Terrible California food laws such as Prop 12 have an outsized impact around the country, I explained in a 2010 Chapman University Law Review article, The "California Effect" & the Future of American Food: How California's Growing Crackdown on Food & Agriculture Harms the State & the Nation. That's because laws passed in California impact all Americans in other states in ways laws passed in other states do not. The impact of California's laws is a function of the state's massive population and political and economic clout on the one hand and the fact many of these laws—including Prop 12 and California's foie gras ban—seek to regulate commerce in other states and countries. That's unconstitutional. Worse still, these lousy and unconstitutional California laws often inspire equally nefarious laws in other states—the "California effect" my article discusses. (Notably, that article has been cited in at least one lawsuit challenging Prop 12.)

All this brings us to Massachusetts, where voters, inspired by California's pre-Prop 12 animal-rights restrictions, adopted a ballot measure on livestock enclosures in 2016. Lawmakers only eventually realized the law might, er, imperil Massachusetts's food economy during a time of already rampant food inflation, so last week, just days before the law was set to take effect, they were forced to amend it.

"Without legislative action, eggs born of hens that have less than 1.5 square feet of space could not be sold in the state," the Boston Globe reported last week. "It's a standard industry leaders warn is strict enough to effectively destroy the market: Up to 90 percent of the eggs currently being supplied to Massachusetts will disappear from shelves, they said, unless the Legislature changed the standard slated to go in effect in January."

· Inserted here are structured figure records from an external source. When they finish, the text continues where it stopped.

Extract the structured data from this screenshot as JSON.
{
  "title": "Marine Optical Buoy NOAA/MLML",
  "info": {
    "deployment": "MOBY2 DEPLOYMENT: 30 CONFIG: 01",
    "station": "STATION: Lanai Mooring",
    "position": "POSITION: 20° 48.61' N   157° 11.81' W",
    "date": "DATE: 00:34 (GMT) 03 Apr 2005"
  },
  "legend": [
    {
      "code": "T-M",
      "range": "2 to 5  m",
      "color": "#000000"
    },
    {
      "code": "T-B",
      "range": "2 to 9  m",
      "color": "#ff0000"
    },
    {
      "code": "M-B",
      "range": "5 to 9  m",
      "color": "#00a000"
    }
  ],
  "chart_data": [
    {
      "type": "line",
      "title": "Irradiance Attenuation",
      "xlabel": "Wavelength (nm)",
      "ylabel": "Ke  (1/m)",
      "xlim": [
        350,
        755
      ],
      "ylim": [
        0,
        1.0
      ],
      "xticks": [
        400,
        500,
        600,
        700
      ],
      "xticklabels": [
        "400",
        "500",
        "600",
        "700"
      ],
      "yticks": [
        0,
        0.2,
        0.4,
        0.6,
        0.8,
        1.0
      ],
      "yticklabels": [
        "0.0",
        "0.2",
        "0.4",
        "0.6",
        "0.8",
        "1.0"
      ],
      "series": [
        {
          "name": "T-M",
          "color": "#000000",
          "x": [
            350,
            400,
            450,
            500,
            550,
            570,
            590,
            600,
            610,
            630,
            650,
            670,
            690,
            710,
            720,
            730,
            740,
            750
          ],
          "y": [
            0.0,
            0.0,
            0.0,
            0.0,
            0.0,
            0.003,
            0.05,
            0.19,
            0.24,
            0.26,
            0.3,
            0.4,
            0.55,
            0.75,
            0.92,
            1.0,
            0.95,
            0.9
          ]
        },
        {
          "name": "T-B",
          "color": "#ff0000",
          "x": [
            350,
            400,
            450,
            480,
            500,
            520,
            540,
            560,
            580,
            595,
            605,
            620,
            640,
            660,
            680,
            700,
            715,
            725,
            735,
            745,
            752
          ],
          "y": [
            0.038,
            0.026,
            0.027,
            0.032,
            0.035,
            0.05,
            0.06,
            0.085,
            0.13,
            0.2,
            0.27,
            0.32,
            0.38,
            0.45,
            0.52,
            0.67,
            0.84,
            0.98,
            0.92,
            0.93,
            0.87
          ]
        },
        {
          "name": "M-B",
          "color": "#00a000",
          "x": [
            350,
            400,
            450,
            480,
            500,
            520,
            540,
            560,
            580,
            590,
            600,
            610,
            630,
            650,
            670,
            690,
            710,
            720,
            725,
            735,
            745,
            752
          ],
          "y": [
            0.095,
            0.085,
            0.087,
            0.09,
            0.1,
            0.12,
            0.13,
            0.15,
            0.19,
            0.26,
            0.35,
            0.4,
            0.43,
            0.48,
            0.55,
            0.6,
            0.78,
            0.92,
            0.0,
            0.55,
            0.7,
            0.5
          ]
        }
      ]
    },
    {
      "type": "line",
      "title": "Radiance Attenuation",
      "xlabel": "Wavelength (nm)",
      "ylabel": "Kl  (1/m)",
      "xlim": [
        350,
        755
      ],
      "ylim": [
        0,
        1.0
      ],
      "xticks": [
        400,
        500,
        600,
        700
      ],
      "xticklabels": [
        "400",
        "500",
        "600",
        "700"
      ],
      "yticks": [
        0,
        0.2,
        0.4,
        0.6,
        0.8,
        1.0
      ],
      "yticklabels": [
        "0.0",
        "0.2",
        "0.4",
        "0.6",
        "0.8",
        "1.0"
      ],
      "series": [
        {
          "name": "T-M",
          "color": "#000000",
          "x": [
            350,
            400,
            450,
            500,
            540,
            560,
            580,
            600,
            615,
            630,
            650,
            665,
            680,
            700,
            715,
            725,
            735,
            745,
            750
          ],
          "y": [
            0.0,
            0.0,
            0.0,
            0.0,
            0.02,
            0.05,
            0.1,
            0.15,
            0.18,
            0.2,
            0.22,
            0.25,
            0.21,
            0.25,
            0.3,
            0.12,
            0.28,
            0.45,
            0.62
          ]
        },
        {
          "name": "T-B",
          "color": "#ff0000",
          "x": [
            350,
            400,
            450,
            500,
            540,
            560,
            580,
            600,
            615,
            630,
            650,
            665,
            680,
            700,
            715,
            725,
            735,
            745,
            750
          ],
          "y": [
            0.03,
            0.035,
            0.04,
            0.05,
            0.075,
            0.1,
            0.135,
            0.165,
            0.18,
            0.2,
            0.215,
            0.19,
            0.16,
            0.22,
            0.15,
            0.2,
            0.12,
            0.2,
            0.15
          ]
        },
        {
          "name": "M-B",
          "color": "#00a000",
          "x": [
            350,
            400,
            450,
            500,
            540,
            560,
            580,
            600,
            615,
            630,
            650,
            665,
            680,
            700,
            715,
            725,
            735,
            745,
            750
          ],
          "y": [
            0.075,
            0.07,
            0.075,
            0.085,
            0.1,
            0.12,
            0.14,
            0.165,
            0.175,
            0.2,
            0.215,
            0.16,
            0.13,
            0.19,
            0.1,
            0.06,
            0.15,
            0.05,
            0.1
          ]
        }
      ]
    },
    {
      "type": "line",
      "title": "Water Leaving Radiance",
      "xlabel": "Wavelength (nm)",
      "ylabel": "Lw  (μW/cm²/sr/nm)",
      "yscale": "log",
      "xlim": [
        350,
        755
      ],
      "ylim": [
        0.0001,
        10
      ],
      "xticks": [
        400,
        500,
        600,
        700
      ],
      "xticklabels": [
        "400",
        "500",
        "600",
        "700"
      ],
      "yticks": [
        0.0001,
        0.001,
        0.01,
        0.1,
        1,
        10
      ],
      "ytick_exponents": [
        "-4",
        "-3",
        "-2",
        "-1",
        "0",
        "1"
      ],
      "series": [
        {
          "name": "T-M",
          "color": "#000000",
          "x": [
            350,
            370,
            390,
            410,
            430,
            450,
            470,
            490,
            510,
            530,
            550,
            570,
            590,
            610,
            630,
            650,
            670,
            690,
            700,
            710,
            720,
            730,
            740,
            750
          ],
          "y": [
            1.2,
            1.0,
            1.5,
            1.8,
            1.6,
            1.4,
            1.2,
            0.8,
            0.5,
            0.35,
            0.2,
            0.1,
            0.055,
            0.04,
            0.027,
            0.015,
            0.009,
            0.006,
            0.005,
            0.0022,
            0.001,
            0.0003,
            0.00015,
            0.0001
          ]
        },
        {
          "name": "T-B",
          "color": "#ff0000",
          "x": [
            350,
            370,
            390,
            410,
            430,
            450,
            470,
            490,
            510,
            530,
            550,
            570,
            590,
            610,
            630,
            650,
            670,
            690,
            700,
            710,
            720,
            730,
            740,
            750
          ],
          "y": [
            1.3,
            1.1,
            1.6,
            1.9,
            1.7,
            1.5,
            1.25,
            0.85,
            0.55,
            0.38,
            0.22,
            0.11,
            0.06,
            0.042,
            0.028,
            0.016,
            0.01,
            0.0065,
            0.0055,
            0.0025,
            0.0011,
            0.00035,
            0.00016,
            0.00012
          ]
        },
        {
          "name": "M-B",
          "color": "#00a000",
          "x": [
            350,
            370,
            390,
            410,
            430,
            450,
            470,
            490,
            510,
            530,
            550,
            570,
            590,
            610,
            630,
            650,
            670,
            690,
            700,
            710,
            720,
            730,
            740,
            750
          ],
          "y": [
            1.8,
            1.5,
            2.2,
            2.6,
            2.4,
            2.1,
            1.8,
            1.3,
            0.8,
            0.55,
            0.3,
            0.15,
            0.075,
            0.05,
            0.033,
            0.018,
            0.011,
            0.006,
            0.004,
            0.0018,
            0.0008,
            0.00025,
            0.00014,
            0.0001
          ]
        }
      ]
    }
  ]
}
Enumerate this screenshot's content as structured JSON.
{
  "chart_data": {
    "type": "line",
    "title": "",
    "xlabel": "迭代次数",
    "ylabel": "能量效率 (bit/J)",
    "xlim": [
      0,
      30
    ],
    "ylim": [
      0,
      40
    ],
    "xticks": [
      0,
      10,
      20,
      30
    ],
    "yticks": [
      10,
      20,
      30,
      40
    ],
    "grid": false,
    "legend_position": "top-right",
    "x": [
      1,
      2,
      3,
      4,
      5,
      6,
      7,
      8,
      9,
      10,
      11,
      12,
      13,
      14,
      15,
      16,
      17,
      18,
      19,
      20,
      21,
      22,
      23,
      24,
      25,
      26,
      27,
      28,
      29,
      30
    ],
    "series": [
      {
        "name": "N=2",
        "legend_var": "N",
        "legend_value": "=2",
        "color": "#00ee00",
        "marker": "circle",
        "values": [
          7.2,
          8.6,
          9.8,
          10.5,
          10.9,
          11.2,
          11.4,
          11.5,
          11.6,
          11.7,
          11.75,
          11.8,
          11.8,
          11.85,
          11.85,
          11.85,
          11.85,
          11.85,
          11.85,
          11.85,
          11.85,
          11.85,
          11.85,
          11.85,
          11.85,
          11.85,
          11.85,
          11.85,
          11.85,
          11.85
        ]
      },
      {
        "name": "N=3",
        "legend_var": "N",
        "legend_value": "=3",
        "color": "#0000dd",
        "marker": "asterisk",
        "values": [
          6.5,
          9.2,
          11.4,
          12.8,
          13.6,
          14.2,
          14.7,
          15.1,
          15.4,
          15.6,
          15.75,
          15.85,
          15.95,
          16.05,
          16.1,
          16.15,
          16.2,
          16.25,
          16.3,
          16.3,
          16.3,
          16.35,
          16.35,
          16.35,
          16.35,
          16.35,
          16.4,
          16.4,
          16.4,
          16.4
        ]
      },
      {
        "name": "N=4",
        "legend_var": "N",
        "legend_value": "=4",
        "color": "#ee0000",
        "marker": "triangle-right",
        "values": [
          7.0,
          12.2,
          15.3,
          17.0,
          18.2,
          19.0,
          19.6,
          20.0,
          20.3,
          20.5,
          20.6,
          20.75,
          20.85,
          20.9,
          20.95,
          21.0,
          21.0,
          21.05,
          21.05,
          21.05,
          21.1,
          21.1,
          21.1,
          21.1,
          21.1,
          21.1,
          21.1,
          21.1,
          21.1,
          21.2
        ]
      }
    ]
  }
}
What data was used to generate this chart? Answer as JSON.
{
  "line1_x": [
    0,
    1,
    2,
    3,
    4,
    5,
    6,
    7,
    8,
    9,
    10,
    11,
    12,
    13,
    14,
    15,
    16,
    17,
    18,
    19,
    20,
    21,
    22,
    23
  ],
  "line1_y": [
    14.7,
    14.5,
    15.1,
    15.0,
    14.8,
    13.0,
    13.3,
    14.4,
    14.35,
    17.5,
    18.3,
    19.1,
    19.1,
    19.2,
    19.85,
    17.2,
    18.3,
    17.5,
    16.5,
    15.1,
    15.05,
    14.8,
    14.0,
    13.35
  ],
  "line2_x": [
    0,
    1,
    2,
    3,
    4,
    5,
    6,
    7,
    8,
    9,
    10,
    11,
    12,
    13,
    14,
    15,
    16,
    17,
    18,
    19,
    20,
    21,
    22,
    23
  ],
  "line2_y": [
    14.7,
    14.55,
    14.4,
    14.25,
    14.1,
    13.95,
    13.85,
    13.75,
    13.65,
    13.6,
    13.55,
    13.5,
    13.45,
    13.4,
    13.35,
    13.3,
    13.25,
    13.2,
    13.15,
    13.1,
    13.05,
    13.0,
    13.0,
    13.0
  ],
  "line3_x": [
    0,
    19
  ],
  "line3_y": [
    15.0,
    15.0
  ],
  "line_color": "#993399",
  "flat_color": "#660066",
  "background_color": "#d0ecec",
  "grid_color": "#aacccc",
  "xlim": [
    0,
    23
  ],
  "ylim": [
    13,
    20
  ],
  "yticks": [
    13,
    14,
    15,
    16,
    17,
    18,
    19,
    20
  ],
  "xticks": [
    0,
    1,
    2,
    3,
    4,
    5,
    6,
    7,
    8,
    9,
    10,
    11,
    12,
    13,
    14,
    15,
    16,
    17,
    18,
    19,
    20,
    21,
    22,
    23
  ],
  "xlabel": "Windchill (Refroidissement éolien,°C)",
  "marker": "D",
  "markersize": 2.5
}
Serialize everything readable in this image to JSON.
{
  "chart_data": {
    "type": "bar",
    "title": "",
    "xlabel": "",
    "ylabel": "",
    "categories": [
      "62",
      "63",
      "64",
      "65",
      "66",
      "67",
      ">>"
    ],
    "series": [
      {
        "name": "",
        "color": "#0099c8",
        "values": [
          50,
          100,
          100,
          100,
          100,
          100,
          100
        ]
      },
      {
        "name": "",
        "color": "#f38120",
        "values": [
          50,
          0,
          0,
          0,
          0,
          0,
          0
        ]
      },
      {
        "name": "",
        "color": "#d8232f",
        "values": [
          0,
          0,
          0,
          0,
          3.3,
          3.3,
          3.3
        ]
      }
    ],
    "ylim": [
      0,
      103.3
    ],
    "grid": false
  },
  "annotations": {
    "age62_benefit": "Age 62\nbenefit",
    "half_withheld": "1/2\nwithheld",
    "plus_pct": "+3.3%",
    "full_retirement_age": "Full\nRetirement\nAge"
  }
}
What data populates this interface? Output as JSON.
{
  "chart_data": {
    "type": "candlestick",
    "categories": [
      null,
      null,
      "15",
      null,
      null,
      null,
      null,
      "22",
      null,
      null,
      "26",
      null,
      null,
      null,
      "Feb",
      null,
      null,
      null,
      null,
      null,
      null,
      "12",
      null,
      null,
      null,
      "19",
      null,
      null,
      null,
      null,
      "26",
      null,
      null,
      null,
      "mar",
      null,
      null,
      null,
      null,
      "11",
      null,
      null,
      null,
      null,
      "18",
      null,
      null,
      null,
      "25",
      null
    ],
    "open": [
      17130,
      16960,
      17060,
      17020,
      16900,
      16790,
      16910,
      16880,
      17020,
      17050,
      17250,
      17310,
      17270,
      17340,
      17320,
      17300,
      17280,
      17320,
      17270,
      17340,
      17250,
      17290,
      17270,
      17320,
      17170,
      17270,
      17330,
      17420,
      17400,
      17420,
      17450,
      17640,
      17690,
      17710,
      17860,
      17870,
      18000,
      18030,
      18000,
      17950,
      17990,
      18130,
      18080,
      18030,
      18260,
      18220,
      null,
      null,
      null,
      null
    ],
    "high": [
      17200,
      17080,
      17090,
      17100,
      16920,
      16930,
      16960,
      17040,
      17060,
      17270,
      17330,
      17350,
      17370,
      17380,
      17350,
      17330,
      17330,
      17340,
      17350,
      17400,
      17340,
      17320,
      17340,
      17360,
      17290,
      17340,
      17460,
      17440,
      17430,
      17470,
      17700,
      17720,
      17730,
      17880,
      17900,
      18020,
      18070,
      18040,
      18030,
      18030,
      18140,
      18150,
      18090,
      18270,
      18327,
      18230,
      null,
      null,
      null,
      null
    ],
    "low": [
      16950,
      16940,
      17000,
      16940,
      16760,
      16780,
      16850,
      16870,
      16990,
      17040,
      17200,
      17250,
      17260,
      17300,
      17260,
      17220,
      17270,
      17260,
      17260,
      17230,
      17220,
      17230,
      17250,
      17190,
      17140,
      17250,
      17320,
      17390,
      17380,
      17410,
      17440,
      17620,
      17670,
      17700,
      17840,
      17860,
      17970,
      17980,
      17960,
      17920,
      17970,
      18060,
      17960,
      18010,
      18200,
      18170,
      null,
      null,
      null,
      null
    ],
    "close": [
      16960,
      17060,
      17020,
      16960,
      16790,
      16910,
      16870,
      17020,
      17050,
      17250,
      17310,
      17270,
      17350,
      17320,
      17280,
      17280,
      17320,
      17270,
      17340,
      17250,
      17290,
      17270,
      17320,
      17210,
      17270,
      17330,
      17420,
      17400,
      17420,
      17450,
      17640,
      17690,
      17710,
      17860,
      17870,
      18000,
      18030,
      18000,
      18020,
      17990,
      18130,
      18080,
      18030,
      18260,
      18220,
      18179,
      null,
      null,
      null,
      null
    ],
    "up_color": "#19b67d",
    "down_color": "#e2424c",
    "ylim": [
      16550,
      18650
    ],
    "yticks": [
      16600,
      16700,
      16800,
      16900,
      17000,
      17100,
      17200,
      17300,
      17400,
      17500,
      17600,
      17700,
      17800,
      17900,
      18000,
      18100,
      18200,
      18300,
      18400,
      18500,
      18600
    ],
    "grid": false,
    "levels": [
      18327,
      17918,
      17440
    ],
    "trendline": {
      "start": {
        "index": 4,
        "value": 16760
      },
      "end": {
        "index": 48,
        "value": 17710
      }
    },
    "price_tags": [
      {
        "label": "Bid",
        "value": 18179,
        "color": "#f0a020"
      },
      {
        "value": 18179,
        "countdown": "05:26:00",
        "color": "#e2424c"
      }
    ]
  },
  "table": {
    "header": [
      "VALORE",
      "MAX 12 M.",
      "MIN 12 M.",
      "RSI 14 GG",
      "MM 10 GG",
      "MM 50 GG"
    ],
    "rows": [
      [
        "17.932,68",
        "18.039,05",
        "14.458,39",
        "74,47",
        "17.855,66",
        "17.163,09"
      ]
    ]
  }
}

May voters (or lawmakers) in any one state—whether Massachusetts, California, Iowa, or Florida—dictate how farmers in other states raise livestock? No. That's why a federal court should strike down the unconstitutional and unworkable California and Massachusetts laws without further delay. Perhaps a better question is this: Can the U.S. Constitution save California and Massachusetts voters from themselves? The national food economy may depend on it.